A regra, agora, é evitar conversas. A cena emblemática desse novo momento é a do grupo de amigos sentados na mesma mesa, cada um com o seu celular, consultando e interagindo nas redes sociais. Há inúmeras outras imagens igualmente significativas: pais que não dão atenção aos filhos por estarem sempre conectados, filhos que preferem a telinha à companhia dos pais, namorados que passeiam juntos sem tirar os olhos dos celulares, motoristas que aproveitam o sinal vermelho para consultar mensagens e digitar, muitas vezes atrapalhando o trânsito. Tudo isso já é rotina nas nossas vidas. Estamos nos tornando seres solitários e silentes, ainda que cercados de amigos virtuais.
Telefones, computadores e tabletes cada vez mais substituem o contato pessoal. O telefone, paradoxalmente, ainda mantém a função sonora, que permite ao usuário ouvir a voz do interlocutor e responder também no formato original. Mas falantes e ouvintes talvez já sejam minoria no universo de usuários do aparelho. Os jovens, especialmente, preferem a comunicação digital. E muita gente já considera deselegância alguém ligar para o seu telefone sem mensagem prévia. Algumas pessoas sequer atendem ligações por voz. Nesse contexto, mesmo quem aprecia uma boa conversa já evita ligar, devido à sensação de que pode estar incomodando.
Pretextos não faltam para essa mudança comportamental. Tem o lado econômico: o zap é de graça. Tem também o aspecto psicológico: as pessoas se sentem mais seguras e menos expostas quando digitam do que quando falam, sem o risco de serem interrompidas pelo interlocutor. E há, inegavelmente, uma dependência crescente da telinha, pois os mais assíduos ficam com a sensação de estarem perdendo alguma coisa se estiverem desconectados.

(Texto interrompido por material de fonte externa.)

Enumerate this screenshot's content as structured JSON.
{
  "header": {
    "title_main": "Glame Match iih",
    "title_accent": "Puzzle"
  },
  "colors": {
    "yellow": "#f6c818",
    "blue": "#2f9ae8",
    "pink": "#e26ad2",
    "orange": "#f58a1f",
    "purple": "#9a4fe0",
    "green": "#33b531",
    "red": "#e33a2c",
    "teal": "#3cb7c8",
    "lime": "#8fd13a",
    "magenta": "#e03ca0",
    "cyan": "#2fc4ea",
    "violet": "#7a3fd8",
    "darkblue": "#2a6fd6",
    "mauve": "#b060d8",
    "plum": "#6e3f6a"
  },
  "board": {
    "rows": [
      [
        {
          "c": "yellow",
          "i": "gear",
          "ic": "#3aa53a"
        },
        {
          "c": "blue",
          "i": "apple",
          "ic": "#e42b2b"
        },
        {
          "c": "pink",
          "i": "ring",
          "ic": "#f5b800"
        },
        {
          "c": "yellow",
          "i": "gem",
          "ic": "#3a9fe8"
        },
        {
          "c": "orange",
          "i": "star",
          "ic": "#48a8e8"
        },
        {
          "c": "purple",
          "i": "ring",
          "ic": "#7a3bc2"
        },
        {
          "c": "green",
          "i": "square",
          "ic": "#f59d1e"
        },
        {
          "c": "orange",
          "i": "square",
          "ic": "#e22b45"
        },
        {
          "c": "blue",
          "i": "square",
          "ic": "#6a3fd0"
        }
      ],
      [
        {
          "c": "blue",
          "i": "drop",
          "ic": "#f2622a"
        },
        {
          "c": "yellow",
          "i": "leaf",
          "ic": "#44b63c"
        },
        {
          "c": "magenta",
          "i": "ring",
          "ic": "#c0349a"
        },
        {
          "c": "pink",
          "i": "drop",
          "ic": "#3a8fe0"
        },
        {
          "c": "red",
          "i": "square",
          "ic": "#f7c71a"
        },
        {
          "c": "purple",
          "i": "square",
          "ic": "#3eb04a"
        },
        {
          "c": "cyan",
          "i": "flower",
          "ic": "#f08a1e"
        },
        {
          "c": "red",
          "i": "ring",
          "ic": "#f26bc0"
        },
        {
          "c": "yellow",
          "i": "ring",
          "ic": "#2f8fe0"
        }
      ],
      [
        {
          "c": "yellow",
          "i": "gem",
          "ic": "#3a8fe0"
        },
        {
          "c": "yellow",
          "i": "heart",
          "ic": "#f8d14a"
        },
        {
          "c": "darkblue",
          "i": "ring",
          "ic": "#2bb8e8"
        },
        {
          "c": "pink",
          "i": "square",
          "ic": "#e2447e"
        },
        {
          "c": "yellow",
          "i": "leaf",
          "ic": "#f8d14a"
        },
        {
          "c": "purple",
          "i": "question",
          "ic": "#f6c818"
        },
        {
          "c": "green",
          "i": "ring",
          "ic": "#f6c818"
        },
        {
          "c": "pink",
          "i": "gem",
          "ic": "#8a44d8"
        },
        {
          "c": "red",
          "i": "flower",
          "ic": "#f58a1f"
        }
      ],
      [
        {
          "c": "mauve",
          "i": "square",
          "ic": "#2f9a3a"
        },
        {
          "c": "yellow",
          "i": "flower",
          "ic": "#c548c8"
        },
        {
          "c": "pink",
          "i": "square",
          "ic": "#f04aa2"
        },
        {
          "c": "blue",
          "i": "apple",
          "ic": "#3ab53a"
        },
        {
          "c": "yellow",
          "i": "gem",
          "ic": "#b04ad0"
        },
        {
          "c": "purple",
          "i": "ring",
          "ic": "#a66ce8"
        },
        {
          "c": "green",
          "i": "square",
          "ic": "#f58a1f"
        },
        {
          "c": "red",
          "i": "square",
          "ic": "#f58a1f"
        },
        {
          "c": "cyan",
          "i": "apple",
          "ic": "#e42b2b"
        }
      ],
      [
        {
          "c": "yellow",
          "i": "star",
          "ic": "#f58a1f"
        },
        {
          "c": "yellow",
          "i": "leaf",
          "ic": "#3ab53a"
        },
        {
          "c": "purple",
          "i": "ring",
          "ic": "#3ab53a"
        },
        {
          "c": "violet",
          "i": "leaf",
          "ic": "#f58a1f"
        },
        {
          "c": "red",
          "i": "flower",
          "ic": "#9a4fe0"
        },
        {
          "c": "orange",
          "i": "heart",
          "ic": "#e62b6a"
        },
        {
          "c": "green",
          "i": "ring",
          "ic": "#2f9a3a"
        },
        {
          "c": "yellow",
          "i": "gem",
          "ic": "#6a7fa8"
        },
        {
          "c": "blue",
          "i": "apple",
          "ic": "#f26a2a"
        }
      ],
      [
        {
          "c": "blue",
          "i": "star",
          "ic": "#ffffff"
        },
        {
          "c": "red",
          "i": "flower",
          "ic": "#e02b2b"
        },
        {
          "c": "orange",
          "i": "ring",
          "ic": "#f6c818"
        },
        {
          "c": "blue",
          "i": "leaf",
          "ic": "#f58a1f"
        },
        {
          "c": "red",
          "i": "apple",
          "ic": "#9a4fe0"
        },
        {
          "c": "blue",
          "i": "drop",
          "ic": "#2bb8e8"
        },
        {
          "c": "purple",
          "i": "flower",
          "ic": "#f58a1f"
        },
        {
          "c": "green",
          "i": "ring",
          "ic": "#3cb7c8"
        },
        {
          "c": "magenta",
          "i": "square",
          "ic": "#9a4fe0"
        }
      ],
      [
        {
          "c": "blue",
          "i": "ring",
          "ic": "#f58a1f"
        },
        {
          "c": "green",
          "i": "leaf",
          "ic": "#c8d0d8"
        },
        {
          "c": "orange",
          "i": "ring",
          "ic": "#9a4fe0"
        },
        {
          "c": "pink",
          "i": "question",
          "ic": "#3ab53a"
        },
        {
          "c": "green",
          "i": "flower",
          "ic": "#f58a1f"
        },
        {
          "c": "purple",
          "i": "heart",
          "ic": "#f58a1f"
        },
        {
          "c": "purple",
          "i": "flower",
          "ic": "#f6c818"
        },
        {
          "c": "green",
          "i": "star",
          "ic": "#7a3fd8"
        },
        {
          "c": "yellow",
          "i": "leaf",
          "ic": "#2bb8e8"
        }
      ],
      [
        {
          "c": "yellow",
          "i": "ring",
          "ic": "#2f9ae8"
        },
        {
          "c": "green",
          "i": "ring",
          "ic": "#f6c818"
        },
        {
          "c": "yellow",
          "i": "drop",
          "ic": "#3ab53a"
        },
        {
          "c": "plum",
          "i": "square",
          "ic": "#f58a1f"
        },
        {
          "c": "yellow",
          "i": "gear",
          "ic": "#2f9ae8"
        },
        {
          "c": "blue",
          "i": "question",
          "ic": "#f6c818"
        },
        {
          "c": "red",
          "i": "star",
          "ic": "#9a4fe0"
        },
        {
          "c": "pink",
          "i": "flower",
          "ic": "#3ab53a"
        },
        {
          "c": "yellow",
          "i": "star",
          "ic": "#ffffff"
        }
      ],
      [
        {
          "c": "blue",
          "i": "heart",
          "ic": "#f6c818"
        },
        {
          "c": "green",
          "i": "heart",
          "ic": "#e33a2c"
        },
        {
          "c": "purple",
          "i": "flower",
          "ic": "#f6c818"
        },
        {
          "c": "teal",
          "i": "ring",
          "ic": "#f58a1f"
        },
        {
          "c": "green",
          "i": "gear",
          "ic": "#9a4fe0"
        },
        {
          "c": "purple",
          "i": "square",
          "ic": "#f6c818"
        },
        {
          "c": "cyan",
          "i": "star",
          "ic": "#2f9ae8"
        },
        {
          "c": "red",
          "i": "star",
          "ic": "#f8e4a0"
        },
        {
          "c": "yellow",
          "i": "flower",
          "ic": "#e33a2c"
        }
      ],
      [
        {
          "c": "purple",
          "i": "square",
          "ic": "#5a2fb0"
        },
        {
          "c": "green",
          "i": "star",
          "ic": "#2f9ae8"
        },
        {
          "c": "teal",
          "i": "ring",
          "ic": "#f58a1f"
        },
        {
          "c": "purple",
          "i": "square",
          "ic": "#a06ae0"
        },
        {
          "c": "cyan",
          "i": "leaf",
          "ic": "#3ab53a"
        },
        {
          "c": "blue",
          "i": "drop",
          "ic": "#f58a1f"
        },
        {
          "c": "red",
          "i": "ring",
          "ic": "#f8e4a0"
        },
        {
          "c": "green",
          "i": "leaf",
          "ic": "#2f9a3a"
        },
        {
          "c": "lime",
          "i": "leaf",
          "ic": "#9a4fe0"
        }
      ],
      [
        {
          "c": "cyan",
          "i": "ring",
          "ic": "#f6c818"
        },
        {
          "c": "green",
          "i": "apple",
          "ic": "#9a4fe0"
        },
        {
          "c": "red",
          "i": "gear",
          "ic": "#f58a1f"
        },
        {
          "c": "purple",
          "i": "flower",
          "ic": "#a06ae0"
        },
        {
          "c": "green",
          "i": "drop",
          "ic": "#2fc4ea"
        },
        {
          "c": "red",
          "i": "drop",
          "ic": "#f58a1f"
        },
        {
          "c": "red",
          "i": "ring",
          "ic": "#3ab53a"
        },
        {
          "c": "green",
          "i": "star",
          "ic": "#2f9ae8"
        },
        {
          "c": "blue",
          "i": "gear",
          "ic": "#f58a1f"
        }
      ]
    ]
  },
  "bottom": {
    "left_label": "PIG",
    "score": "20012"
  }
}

Na verdade, estamos perdendo é a empatia – essa rara faculdade humana de nos colocarmos no lugar do outro, especialmente quando ouvimos sua voz e olhamos nos seus olhos.
Não sei se exagero, mas já começo a sentir saudades prévias do velho e sonoro alô – início de conversas prazerosas com amigos, sinal de prontidão para o diálogo transparente e senha inequívoca do desejo de ouvir a voz da pessoa amada.